Militer fait partie de son ADN familial
Ses années à la tête de la FCPE 93 ont forgé ses convictions. A l’époque ministre de l’Education nationale, Najat Vallaud-Belkacem se souvient d’un “acteur de terrain, direct, combatif, exigeant avec les pouvoirs publics”. Chez les Arenas, militer fait partie de l’ADN familial. Sa mère, directrice de crèche, et son père, sociologue, ont fui la dictature chilienne. “Je suis un enfant de l’engagement, clame-t-il. Je crois aux luttes collectives.” Il a vu ses parents reprendre leurs études. Passé ses mercredis et ses vacances à leurs côtés, quand ils travaillaient en centre de loisirs. Et profité des colos et des classes vertes payées par la mairie PCF. Au lycée, il s’inscrit aux Jeunesses communistes.
Mais il s’éloigne assez vite des partis. “Globalement, le système clientéliste, le côté immigré de service, j’en ai eu marre”, raconte-t-il. Direction l’Espagne, séjour Erasmus pour l’étudiant en sciences éco. La politique, il y revient plus tard, se rapproche de Stéphane Gatignon, le médiatique maire de Sevran, et rejoint Europe-Ecologie-Les-Verts : “Un truc allant de José Bové à Daniel Cohn Bendit, en passant par Eva Joly, ça m’attirait!” En 2014, il mène une liste aux élections municipales de Montfermeil (Seine-Saint-Denis).

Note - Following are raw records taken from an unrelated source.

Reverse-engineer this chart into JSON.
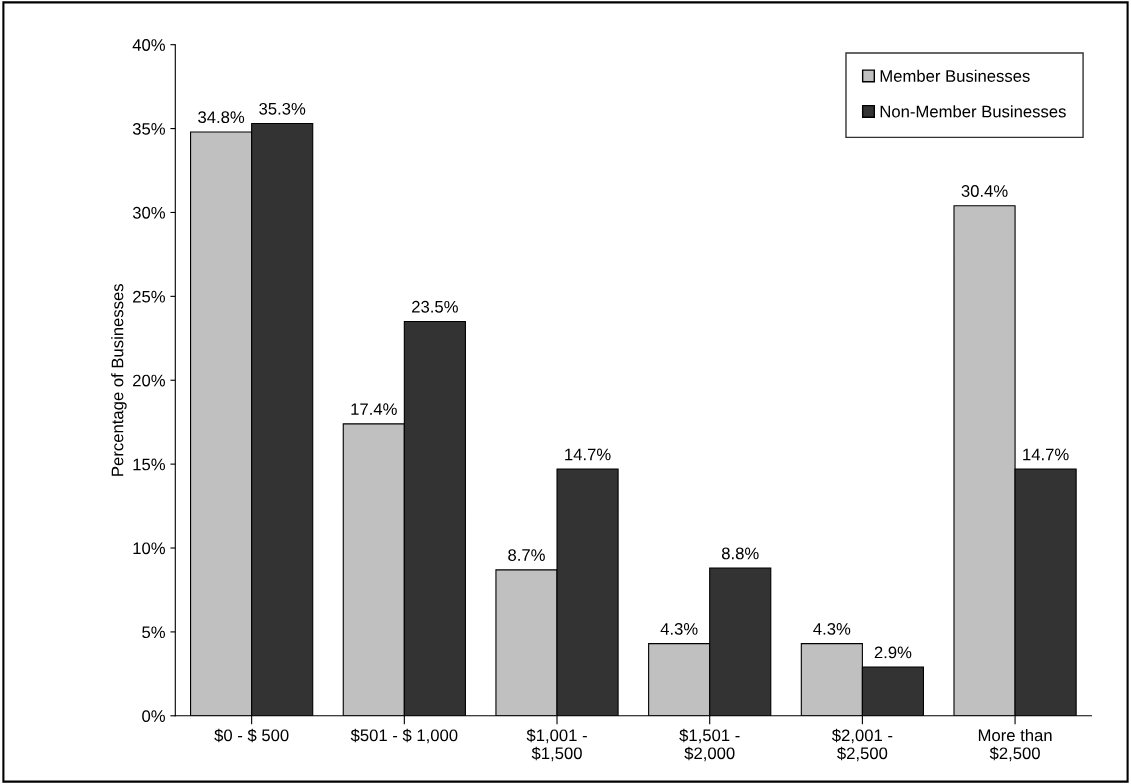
{
  "chart_data": {
    "type": "bar",
    "ylabel": "Percentage of Businesses",
    "categories": [
      "$0 - $ 500",
      "$501 - $ 1,000",
      "$1,001 -\n$1,500",
      "$1,501 -\n$2,000",
      "$2,001 -\n$2,500",
      "More than\n$2,500"
    ],
    "series": [
      {
        "name": "Member Businesses",
        "color": "#c0c0c0",
        "values": [
          34.8,
          17.4,
          8.7,
          4.3,
          4.3,
          30.4
        ],
        "value_labels": [
          "34.8%",
          "17.4%",
          "8.7%",
          "4.3%",
          "4.3%",
          "30.4%"
        ]
      },
      {
        "name": "Non-Member Businesses",
        "color": "#333333",
        "values": [
          35.3,
          23.5,
          14.7,
          8.8,
          2.9,
          14.7
        ],
        "value_labels": [
          "35.3%",
          "23.5%",
          "14.7%",
          "8.8%",
          "2.9%",
          "14.7%"
        ]
      }
    ],
    "ylim": [
      0,
      40
    ],
    "yticks": [
      {
        "value": 0,
        "label": "0%"
      },
      {
        "value": 5,
        "label": "5%"
      },
      {
        "value": 10,
        "label": "10%"
      },
      {
        "value": 15,
        "label": "15%"
      },
      {
        "value": 20,
        "label": "20%"
      },
      {
        "value": 25,
        "label": "25%"
      },
      {
        "value": 30,
        "label": "30%"
      },
      {
        "value": 35,
        "label": "35%"
      },
      {
        "value": 40,
        "label": "40%"
      }
    ],
    "grid": false,
    "legend": "top right"
  }
}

Pendant six ans, le voilà élu dans l’opposition locale.
Hyperactif, on le dit intéressé par le conseil régional d’Ile-de-France
Aujourd’hui, il n’est plus encarté. “Mon objectif, affirme-t-il, ce n’est pas d’être élu mais de faire avancer mes idées.” Il l’avoue : “Je ne suis pas très Coubertin. L’important, ce n’est pas seulement de participer.” Face à la crise sanitaire, l’hyperactif s’est démené, réclamant des indemnités pour les parents coincés à la maison, l’ouverture de lieux supplémentaires pour faire classe ou la gratuité des masques pour les élèves. Habitué des médias, il se bat aussi contre le sexisme en matière de tenues scolaires (“foulard ou mini-jupe, même combat?”, interroge son livre). Et soutient la pétition pour le droit de vote à 16 ans.
S’il faut un jour retourner dans l’arène pour défendre mes idées, je n’hésiterai pas une seconde
“Il a rendu visible un syndicat qui l’était relativement peu”, analyse Sandra Regol, secrétaire nationale adjointe d’EELV, qui l’a connu quand il militait au parti. Quitte à bousculer ou à partir un peu vite. “On l’appelle parfois Che Guevara”, plaisante un proche. On le dit intéressé par le conseil régional d’Ile-de-France? “Je n’ai pas prévu de me présenter à une élection, dit-il. Mais s’il faut un jour retourner dans l’arène pour défendre mes idées, je n’hésiterai pas une seconde.” En attendant, à ceux qui se demandent s’il lui reste encore du temps pour son travail au sein du Conseil départemental de Seine-Saint-Denis, il réplique sans hésiter : “Qu’ils me suivent une semaine avec du Guronsan!”
* Dessine-moi un avenir, Rodrigo Arenas, Edouard Gaudot et Nathalie Laville. Actes sud, 128 pages, 16 euros.